IFLN News 2019

Planet Forwarding and Sage Logistics Ship Tunneling Machines from Oz to Israel

Tunneling Machine
Planet Forwarding, tunneling machine

   Tel Aviv, Isreal-based Planet Forwarding and Logistics recently worked with fellow IFLN Network member Sage Logistics Australia on the shipment of four tunneling machines and associated accessories from a tunneling site in Australia all the way to Ashdod in Israel.

   The customer was a longstanding client of Planet’s, the main business of which is digging tunnels. The shipper bought these second-hand machines from an Australian contractor that had completed its project in Sydney (a multi-billion dollar job involving the digging of tunnels under Sydney to link up trunk roads that traverse the city), and that are now expected to be employed in a major governmental project in Israel.

   The end customer approached Planet and asked the IFLN Network forwarder to bid for the project. Oren Ben Yosef, managing director freight forwarding and marketing at Planet, then contacted Sage Logistics Australia – through an IFLN recommendation – and talked to Wayne Langborne, managing director at the Perth-based forwarder, who has a significant background in project shipping.

   The tunneling machines each weighed 79 tons and were shipped along with various large and heavy accessories, as well as smaller spare parts, in a project shipment that presented the forwarders with many challenges.

   The shipment weighed a total of 350 tons. The four outsize machines had to be moved right from a tunnel entrance in Sydney to their final destination in Israel, and there were numerous challenges to be overcome. Langborne explains, “When I flew to Sydney to inspect the machines and meet the shipper and consignee, it became apparent that the biggest issue we would have was the dirty condition of the machines."

   These machines had been working underground for four years, so a large amount of dirt/rocks/oil etc. that had accumulated, not only externally, but in the tracks and areas that were impossible to clean.

   “The risk was that the breakbulk shipping lines wouldn’t allow the machines on their vessels if they were too dirty, and although the shipper had attempted to clean the machines, they were still well below the standard required.”

Shipment lifted by crane
Planet Forwarding, tunneling machines were wrapped for shipment

   “After much discussion, it was decided that the safest option would be to shrink-wrap the complete machines and place large tarpaulins on their undersides to stop any falling debris and oil from contaminating the vessels. Although this was a costly and time-consuming option, it was still way below the costs had the cargo been rejected and required extensive cleaning,” he notes.

   Low loaders were required to move the machines and large accessories to Port Kembla, south of Sydney. Permits were required and because the movement originated in central Sydney they could only be transported at night, which created added pressure.

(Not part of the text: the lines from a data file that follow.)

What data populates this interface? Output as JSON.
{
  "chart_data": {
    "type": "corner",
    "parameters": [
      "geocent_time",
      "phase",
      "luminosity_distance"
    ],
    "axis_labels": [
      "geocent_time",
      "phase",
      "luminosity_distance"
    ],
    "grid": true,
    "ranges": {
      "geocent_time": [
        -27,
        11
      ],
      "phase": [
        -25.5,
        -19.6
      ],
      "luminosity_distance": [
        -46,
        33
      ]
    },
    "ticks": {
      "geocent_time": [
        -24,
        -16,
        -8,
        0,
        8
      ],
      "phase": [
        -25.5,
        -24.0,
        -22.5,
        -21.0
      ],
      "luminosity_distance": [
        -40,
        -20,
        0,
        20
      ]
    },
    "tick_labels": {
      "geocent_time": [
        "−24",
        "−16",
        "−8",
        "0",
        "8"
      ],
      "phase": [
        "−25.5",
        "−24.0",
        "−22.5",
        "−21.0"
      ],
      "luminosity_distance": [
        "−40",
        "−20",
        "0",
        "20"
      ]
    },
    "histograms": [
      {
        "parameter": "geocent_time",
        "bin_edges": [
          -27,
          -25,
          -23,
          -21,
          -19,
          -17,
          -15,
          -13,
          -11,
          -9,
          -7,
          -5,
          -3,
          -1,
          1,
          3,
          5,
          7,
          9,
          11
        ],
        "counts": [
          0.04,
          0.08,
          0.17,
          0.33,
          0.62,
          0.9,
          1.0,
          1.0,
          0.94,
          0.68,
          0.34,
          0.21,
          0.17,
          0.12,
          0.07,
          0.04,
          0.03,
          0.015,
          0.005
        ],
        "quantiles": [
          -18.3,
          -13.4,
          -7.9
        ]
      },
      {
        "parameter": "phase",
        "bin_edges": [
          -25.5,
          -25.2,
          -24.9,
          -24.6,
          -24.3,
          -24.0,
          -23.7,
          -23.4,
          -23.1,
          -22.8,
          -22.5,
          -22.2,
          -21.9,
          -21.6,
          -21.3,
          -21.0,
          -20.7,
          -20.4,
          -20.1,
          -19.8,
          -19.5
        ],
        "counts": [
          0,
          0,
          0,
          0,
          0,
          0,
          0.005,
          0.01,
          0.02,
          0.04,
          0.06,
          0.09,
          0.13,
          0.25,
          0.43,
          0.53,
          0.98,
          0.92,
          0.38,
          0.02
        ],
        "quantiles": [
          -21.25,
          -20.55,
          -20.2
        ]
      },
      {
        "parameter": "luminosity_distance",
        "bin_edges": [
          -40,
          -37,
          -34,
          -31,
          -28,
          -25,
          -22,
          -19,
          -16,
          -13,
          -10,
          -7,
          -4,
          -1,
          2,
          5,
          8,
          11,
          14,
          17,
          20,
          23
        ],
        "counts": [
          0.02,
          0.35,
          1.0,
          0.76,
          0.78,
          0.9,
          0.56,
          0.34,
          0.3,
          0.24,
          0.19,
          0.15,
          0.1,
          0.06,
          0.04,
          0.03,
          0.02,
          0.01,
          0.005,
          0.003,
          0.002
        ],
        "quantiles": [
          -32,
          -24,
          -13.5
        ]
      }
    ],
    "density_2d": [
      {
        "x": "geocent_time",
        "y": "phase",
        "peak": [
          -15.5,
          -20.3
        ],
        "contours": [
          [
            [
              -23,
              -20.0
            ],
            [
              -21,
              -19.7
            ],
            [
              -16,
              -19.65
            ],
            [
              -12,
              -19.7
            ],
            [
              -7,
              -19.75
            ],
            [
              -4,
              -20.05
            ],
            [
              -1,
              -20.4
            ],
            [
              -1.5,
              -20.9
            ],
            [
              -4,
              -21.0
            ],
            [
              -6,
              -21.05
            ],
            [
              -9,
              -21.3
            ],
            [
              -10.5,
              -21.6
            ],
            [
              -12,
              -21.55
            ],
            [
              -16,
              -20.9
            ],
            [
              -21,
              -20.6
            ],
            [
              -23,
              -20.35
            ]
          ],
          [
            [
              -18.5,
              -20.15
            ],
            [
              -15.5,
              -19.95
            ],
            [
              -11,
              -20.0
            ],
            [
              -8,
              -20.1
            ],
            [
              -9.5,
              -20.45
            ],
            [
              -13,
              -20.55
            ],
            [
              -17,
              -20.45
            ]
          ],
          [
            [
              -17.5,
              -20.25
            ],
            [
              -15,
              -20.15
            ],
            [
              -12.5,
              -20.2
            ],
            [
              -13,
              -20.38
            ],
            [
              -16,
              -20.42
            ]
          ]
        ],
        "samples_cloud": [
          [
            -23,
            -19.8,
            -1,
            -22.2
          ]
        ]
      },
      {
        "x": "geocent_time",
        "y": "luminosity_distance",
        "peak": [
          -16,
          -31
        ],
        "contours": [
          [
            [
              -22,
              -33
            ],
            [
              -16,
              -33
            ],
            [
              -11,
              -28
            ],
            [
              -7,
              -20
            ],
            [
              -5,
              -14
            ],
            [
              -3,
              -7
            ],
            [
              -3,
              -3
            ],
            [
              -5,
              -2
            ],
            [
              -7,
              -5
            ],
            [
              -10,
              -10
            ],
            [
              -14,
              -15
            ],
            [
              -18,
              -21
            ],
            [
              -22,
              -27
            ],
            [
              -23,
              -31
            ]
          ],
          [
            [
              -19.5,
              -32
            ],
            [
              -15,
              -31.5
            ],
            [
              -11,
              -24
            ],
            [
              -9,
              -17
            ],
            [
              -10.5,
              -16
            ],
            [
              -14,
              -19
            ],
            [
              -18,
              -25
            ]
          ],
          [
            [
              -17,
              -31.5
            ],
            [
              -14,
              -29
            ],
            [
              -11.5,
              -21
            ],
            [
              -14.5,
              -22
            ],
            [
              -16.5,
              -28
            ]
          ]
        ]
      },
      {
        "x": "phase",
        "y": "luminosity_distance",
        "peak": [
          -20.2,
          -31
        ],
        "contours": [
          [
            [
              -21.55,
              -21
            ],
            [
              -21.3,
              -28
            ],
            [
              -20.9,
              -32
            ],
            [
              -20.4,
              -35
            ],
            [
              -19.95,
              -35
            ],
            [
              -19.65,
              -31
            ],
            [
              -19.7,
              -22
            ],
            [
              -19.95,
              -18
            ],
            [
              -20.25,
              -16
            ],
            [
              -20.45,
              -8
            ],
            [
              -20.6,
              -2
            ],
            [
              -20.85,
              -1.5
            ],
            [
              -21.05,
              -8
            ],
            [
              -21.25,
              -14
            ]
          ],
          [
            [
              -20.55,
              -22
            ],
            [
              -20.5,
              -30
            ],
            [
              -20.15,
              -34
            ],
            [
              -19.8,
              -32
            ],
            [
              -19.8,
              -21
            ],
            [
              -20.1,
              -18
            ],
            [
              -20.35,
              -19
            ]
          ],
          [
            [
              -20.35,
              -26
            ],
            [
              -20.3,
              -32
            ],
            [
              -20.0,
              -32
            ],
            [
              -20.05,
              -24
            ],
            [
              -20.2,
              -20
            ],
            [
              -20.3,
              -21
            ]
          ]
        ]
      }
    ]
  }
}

   The decision was taken to ocean ship the tunneling machines from Kembla on roll-on/roll-off (RoRo) vessels, with the associated accessories packed into 15 containers. Thus, each machine was transported by road to Port Kembla, offloaded via crane and in turn loaded onto MAFIs. But, says Langborne, “There were no issues with the port, quarantine and the shipping line.”

   The various accessories had to be separately picked up from a warehouse elsewhere, where they were packed and loaded into containers for their own journey.

   “Moving the containerized cargo had its own challenges,” says Langborne, “because there was limited information as to what accessories were available for collection and when, which meant planning bookings and in turn container loadings was quite difficult at times. Furthermore, some of the large accessories required cranes at both the shipper’s yard and the packing depots yard that needed to be coordinated to enable the open top and flat racks to be loaded.”

   Two different shipping lines – Wallenius Wilhelmsen and Mediterranean Shipping Company MSC – were used to move all the freight by sea to Israel.

   The containers were carried on MSC vessels and were transhipped in Singapore and Mundra India, The four tunneling machines were transported on Wallenius Wilhelmsen vessels and were transhipped via Singapore and Piraeus in Greece.

   The cargo was picked up in parts from Sydney from 18 December until February, and delivery to the destination in Ashdod was completed on May this year.

Successful Collaboration

Shipment on low loader
Planet Forwarding, tunneling machine on low loader

   According to Ben Yosef, Sage made a “great job” of their end of the shipment process, “overcoming numerous unexpected obstacles, showing good will, flexibility and professionalism throughout”.

   And Langborne remembers: “Planet were very good to work with.  This particular project had unique complexities which were compounded because both the Israel consignee and the Australian shipper, in particular, had limited international business experience.

   “This was a single contract where four machines and their accessories were purchased, and one company required the goods moved by the safest and most cost-effective method and the other company just wanted them moved.

   “The organization of the movements was very fluid, where issues would arise daily and required constant communication between all parties involved,” he continues. “Planet was very supportive of myself, as they clearly understood the issues and both of our companies took the attitude that we were working in a partnership and a large part of that was problem solving and finding viable solutions.”

   As a result of that successful co-operation between the forwarders, the project met the planned schedule.

   In fact, says Ben Yosef, “Although we are relatively new members of IFLN (of less than two years), we have already cooperated with several IFLN partners and we definitely benefit from it. This project is a good example of it.”